Neuropharmacological approach against MPTP (1-methyl-4-phenyl-1,2,3,6- tetrahydropyridine)-induced mouse model of Parkinson's disease
Acta Neurobiologiae Experimentalis
Parkinson's disease (PD) is a common neurodegenerative disease that appears essentially as a sporadic condition. PD is well known to be a chronic and progressive neurodegenerative disease produced by a selective degeneration of dopaminergic neurons in the substantia nigra pars compacta. The main clinical features of PD include tremor, bradykinesia, rigidity and postural instability. Most insights into pathogenesis of PD come from investigations performed in experimental models of PD, especially
... those produced by neurotoxins. The biochemical and cellular alterations that occur after 1-methyl-4-phenyl-1,2,3,6- tetrahydropyridine (MPTP) treatment are remarkably similar to that observed in idiopathic PD. Furthermore, it is well known that acute treatment with MPTP can cause a severe loss of tyrosine hydroxylase and dopamine transporter protein levels and dopamine contents in the striatum of mice, as compared to continuous MPTP treatment.
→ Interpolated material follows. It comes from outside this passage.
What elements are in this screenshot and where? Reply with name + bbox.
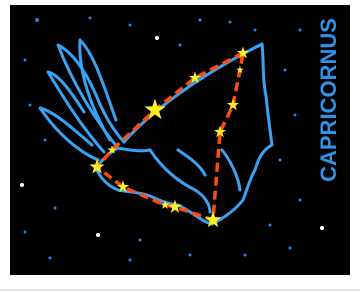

Thus these findings may support the validity of acute MPTP treatment model for unraveling in the neurodegenerative processes in PD. In this review, we discuss the neuroprotective effects of various compounds against neuronal cell loss in an MPTP model of PD. This review may lead to a much better understanding of PD as well as provide novel clues to new targets for therapeutic interventions in PD patients.